Prima c’erano i Tame Impala; poi è venuto Nicholas Allbrook; poi i Pond; e ora tocca di nuovo a Nicholas Allbrook. Per una volta, però, non si tratta di un rebranding della stessa cosa: “Pure Gardiya” è la prima vera deviazione del talento australiano, e suo primo vero lavoro cantautorale.
Echi di Bowie (“Advance”) e Waits (“Billy Leary”, “Blow Up Saxophone”), rutilanti tirate newyorkesi, tra Walkmen e VU (“A Fool There Was”), lullaby orientaleggianti (“Karrakatta Cemetery”) costruiscono un prodotto artistico che rimane caleidoscopico pur perdendo colore, in un suggestivo sogno monocromatico.

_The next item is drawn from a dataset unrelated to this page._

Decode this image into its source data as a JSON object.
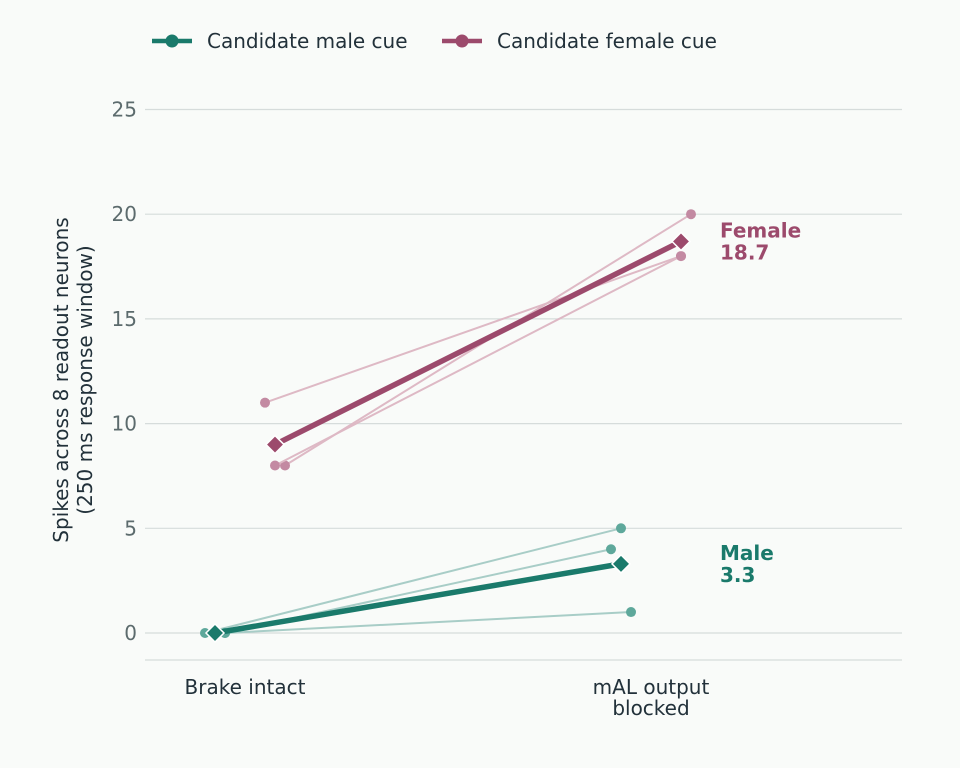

La capacità mimetica di Allbrook rimane così il vero punto di forza di “Pure Gardiya”, che qui non si nasconde dietro l’estetica nu-psych ma, pur minimizzando la strumentazione, si lascia andare nelle interpretazioni e nelle atmosfere, dando una sensazione di estrema profondità e immersività al disco, sfruttando anche l’elettronica per dare una sua interpretazione (un po’ alla M Ward) del folk contemporaneo in “Piramides And Cranes”.
Un lavoro interessante ma, purtroppo, privo di brani davvero significativi.